I don’t like writing that headline, being a self confessed proponent of having quotas for women on boards. I think quotas are right thing to do and that companies should be legally required to address the issue, and then they will invest in their female talent way down the line.
However, I am also interested in evidence and facts so when I spot a piece of research saying quotas are not helpful, I am honour bound to take a look and consider it seriously.
The research was undertaken by by BNY Mellon, the wealth and asset management firm, and conducted by Sucheta Nadkarni, a professor at Cambridge University.
The research found that a nation’s female economic power — defined by expected number of years of education for girls and the percentage of women in the work force, and a corporate governance code, a written policy at a company that mentions gender diversity, were more influential in getting women onto boards and ensuring that they stayed on.
Australia, Norway and Denmark registered the highest levels of female economic power. The United States ranked sixth and Britain was in ninth place. (See also The problem of women on boards and golden skirts.)
Although quotas worked in placing women on boards, they did not necessarily succeed at encouraging women to remain in the posts, the research showed.
“For me the striking and most encouraging finding is that empowering women and girls outside the boardroom is key to getting them into the boardroom — and staying there,” said Helena Morrissey, chief executive of Newton Investment Management, owned by BNY Mellon.

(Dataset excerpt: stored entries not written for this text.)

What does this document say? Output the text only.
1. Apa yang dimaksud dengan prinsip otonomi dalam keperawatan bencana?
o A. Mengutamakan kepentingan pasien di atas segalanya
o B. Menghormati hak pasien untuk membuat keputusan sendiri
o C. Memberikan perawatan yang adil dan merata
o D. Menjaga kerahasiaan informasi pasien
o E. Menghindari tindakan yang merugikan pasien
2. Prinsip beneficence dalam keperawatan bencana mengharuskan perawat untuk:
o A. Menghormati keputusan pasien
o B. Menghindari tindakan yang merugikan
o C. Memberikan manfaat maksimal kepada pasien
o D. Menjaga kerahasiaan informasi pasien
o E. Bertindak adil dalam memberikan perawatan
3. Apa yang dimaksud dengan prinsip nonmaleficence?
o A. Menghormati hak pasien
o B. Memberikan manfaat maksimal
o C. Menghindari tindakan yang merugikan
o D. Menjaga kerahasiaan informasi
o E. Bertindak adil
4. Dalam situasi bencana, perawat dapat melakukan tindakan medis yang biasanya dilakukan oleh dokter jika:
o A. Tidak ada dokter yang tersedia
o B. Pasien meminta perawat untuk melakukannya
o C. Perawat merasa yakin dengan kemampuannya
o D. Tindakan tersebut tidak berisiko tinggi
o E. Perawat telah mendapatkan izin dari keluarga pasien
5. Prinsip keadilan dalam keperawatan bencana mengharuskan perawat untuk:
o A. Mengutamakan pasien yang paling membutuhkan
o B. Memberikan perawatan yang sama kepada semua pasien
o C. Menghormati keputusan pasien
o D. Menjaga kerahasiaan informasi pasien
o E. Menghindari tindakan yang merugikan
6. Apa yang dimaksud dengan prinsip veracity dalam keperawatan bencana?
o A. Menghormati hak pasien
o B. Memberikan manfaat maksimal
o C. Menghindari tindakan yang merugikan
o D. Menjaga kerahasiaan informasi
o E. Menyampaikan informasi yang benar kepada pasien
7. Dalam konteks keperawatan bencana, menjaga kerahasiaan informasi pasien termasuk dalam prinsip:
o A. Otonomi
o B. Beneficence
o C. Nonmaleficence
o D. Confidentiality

Helena Morrissey is also the founder of the 30% Club, which aims to increase female representation on boards of British companies.
“It is not about a few token women on boards,” she said. “If done through real change, it can impact all.”
Some European countries have required quotas to ensure that corporations add female board members. The Cambridge study found that it was not this system, or political influence of women in governments, that mattered most.
Academic research into what policies influence board representation has largely centred on US boards. This latest report is more global and asks what factors contribute to both more percentages of women on boards as well as longevity, or how long they stay on boards.
Certain policies have been helpful in aiding the efforts to increase the number of women on boards. Those include more substantial maternity leave (the longer the leave, the higher the percentage of women on boards and the longer they stayed on boards. I’d love to see that called parental leave.). Political power also had an impact: The more women in politics, the greater the number and the longer they stayed in corporate boards. That is very interesting, particularly in light of the new Equality Party recently launched in the UK. Will that encourage more women into politics and thus address some of the issues of female representation on boards?
However, the most effective policies seem to be the economic power of women and the governance policies of any given corporation. Unlike quotas legislation , these factors are not binding on businesses. Focusing on equality for all seems to be the answer.